The above `filter_func` did not use any additional arguments. To inject additional information (maybe a list of chapters or a dictionary) into the filter function for the filtering logic, simply pass them as arguments into the `get_relevant_sentences_in_book` function.

```py
get_relevant_sentences_in_book(
    ner_coref_data_dir,
    text_dir,
    characters_data_dir,
    filter_func,
    filter_args # Can by any type
)
```

#### 5. Sentiments Analysis

The final step is to conduct sentiment analysis on the corpus. Each sentence is analysed with the AFINN Sentiment Analysis library, which is installed via PIP.
```bash
pip install afinn
```

The sentences are iterated through.
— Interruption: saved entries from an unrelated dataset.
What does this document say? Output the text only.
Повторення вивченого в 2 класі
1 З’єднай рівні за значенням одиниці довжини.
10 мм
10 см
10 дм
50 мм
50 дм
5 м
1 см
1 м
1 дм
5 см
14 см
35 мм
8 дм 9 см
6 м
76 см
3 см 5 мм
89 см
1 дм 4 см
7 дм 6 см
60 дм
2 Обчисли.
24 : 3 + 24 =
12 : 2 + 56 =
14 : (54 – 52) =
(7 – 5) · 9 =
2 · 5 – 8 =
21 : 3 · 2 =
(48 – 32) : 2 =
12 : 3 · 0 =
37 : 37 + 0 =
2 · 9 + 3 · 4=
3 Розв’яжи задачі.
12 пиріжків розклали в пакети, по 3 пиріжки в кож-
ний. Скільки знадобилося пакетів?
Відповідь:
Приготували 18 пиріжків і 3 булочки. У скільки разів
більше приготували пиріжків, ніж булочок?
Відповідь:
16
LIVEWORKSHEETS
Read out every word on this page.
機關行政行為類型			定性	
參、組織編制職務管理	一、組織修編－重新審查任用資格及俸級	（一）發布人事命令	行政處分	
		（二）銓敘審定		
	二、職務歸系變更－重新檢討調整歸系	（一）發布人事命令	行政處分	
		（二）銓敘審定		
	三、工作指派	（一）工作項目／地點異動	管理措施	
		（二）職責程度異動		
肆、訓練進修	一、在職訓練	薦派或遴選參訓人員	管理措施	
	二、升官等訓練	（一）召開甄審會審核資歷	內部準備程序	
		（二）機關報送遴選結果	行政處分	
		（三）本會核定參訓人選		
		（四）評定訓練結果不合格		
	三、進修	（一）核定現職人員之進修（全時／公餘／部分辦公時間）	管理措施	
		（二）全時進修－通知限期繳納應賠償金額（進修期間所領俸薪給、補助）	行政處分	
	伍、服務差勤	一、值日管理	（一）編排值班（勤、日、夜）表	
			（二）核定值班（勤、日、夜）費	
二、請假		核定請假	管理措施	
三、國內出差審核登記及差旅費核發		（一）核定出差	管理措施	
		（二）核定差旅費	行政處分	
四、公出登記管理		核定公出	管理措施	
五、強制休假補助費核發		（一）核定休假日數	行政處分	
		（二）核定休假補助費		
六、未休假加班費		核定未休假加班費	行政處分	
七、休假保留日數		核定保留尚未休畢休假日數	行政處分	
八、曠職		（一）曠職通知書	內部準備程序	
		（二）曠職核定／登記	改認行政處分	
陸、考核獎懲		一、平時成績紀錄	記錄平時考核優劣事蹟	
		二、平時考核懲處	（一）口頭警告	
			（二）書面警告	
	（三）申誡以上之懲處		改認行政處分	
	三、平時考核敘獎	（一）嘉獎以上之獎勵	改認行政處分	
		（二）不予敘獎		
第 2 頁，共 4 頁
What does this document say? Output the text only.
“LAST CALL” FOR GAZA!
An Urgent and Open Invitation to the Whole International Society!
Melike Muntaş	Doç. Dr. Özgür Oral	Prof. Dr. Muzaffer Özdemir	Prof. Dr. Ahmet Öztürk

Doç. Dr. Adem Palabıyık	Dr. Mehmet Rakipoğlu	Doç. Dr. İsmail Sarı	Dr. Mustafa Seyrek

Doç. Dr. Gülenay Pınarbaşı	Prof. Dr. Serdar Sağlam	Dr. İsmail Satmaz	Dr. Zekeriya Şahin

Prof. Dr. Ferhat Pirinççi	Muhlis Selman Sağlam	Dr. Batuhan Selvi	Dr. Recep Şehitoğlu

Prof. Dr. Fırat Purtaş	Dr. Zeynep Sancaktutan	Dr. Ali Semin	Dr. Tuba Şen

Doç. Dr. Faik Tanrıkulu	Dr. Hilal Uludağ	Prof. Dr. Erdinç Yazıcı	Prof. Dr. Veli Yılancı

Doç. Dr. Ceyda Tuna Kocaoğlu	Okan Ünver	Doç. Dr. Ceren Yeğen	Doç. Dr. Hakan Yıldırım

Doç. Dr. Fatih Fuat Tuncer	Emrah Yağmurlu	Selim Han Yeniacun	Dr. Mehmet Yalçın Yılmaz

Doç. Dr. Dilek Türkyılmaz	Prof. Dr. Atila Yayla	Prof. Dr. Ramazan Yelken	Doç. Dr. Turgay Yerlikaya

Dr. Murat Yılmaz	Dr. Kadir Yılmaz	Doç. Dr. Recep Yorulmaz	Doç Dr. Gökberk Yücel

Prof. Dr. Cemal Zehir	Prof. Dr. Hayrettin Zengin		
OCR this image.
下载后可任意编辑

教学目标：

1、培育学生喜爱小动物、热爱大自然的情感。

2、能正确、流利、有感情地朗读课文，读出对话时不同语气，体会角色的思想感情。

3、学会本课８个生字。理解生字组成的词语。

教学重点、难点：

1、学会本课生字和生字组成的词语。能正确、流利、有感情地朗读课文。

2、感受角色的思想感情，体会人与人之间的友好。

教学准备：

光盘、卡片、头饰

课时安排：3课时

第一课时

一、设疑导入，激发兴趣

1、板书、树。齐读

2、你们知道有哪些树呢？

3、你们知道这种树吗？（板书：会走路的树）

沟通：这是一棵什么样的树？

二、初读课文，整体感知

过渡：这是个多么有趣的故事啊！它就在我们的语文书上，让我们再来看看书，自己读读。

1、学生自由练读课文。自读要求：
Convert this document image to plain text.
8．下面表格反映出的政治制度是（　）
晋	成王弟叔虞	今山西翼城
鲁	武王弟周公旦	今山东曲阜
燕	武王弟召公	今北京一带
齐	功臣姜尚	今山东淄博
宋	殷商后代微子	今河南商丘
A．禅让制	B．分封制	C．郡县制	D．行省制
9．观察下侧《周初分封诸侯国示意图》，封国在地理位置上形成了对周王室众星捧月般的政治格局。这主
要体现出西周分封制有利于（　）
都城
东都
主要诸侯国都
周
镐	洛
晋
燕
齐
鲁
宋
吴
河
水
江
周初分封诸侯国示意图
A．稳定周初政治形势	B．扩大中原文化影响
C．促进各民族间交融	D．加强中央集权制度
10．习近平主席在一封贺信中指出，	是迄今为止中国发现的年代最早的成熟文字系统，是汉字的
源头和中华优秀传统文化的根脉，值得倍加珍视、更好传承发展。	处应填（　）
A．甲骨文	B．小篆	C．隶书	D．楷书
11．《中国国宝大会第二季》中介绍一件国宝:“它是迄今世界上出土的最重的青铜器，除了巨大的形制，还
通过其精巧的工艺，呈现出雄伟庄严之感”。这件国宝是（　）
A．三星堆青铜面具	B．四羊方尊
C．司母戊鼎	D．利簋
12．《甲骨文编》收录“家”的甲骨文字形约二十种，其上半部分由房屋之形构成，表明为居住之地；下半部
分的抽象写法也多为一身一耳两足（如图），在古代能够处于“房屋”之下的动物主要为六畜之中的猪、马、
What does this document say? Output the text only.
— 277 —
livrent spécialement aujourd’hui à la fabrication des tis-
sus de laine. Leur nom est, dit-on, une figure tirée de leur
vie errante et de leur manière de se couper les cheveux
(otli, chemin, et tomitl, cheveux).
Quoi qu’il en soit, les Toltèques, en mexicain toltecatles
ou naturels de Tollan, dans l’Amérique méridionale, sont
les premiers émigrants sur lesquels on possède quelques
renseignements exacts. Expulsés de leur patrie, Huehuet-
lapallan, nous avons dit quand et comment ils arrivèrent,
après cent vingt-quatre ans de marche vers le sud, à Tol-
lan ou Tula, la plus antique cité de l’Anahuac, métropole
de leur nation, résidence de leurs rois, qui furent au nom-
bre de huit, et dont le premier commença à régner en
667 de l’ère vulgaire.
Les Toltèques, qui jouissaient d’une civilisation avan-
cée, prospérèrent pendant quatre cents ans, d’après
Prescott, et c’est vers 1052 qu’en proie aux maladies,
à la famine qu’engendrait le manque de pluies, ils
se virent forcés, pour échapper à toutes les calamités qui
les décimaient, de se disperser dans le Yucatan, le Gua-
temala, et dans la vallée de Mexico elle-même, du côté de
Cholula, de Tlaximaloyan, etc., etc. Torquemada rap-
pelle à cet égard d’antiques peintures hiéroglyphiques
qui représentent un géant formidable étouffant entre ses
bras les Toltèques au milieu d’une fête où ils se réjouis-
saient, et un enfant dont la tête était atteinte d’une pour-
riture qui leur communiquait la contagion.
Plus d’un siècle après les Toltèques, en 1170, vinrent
If 2 or more characters are mentioned in the sentence, the sentiment score from the `Afinn.score` method will be added to the interaction array between each pair of characters.

With `n` main characters , a `n * n * 2` interaction array is created, with `arr[c1][c2][0]` denoting the totalled sentiment score between characters with consolidated ids`c1` and `c2` and `arr[c1][c2][1]` deonting the number of times the characters interacted.

In the `collate_relations` function, the parameter `deduct_opposing_avg` is set to `True`. This deducts from the sentiment score in `arr[c1][c2][0]` the average sentiment of interactions of character `c2`. This normalisation process appears to better reflect the actual relationships between characters but is not definitive and can be turned off at users' discretion.   

In [None]:
from analysis import analyse_sentiments, collate_relations

analyse_sentiments(ner_coref_data_dir, characters_data_dir)
collate_relations(characters_data_dir, deduct_opposing_avg = True)

The file `interactions.json` will be created in the provided `characters_data_dir`, containing the above interactions array. The file linking consolidated ids to character names and aliases is `main_characters_aliases.json` in the same directory.